Ele se recusou a dizer se o programa resultou em prisões ou interrupção de quaisquer conspirações criminosas.

Hugh Handeyside, advogado sênior da equipe do Projeto de Segurança Nacional da American Civil Liberties Union, pediu à TSA que forneça mais informações sobre o programa aos passageiros.

“Tal vigilância não só não faz sentido, é um grande desperdício de dinheiro do contribuinte e levanta várias questões constitucionais”, disse ele. “Essas preocupações e a necessidade de transparência são ainda mais agudas por causa do histórico da TSA de usar técnicas não confiáveis e não científicas para rastrear e monitorar viajantes que não fizeram nada de errado.”

A TSA, que foi criada logo após os ataques terroristas de 11 de setembro de 2001, avalia em média mais de 2 milhões de passageiros por dia.
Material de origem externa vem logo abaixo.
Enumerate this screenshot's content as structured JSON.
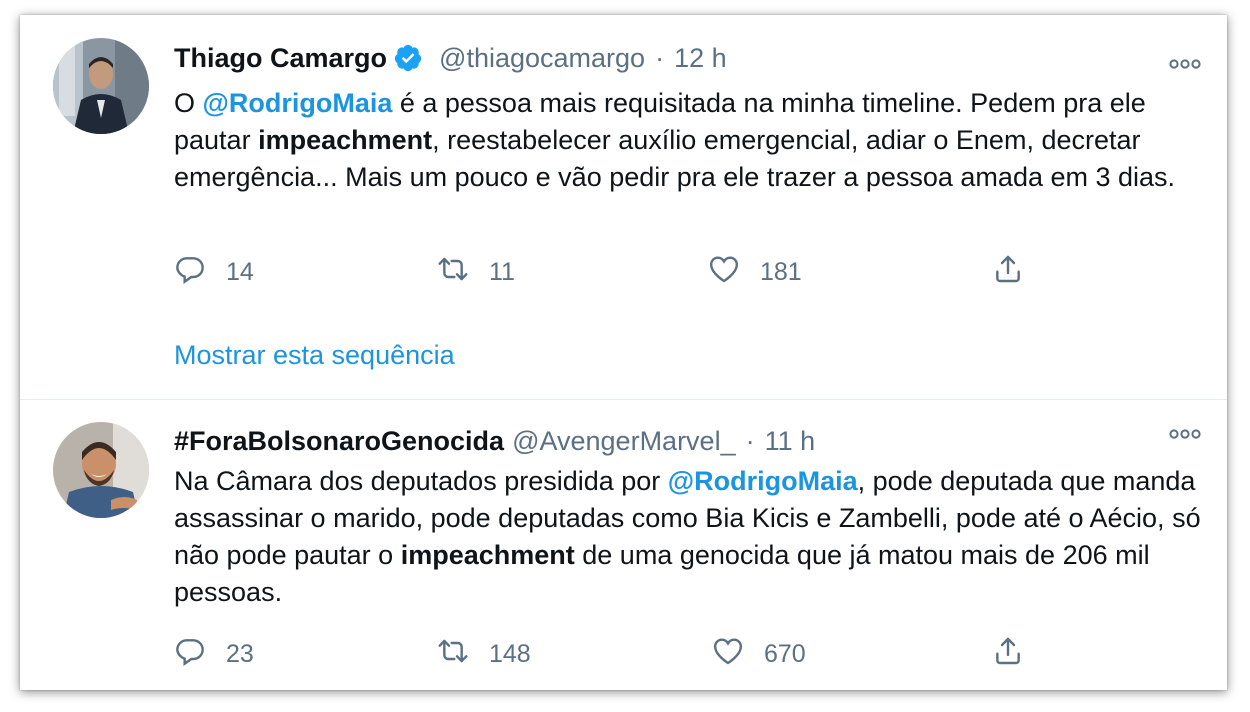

Enquanto a agência é encarregada de uma pesada missão de segurança pública, por vezes tem sido repreendida publicamente por ser intrusiva e abusiva nos postos de controle dos aeroportos. Foi acusada de pouco fazer para aumentar a segurança enquanto submetia os passageiros a buscas ou questionamentos.

Em 2015, o inspetor-geral do Departamento de Segurança Interna descobriu que agentes secretos conseguiram passar bombas falsas pelos examinadores da TSA cerca de 95% do tempo. Um ano depois, o público estava em alvoroço por causa longas filas para passar pela inspeção de segurança.
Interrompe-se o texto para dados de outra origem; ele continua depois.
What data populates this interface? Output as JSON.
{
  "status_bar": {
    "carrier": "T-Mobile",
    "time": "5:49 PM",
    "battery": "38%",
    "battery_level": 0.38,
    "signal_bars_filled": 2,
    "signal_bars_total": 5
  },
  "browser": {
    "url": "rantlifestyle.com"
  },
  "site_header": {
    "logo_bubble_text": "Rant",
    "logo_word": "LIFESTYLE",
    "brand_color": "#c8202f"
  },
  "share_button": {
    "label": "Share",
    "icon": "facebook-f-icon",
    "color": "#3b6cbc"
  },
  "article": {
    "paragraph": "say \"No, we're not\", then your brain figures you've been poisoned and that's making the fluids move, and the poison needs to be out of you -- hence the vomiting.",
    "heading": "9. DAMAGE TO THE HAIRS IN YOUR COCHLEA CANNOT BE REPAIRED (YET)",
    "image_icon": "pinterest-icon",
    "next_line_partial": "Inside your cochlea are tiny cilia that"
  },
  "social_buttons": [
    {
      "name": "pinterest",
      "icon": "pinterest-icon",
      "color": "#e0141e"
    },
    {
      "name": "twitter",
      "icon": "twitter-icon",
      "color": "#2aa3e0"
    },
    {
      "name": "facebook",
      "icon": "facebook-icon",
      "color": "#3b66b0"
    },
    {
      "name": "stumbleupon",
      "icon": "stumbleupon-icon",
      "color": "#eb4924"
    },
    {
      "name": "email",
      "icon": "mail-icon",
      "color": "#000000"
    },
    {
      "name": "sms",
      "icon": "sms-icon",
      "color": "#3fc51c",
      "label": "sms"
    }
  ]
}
Mas as autoridades da TSA disseram que garantir a segurança pública e manter os passageiros em movimento dificultou seu trabalho.

“Temos uma missão sem falhas”, disse o ex-administrador da TSA Peter Neffinger ao Congresso em 2015.

A agência também tem sido criticada por seu tratamento a muçulmanos e outras minorias que se queixam de estar sendo perfilados enquanto viajam.

No início deste ano, a mídia revelou que a agência havia compilado uma lista secreta de passageiros indisciplinados. 

Os passageiros podem ser selecionados para a triagem Quiet Skies por causa de sua afiliação com alguém na lista de exclusão aérea do governo ou em outros bancos de dados destinados a prevenir ataques terroristas.

“Este programa levanta toda uma série de liberdades civis e preocupações de perfil”, disse Faiza Patel, codiretora do Brennan Center for Justice da Escola de Direito da Universidade de Nova York.

Os críticos dizem que os bancos de dados da TSA são excessivamente amplos e incluem informações incorretas. A lista de exclusão aérea, por exemplo, cresceu de cerca de 16 pessoas em setembro de 2001 para 64.000 pessoas em 2014.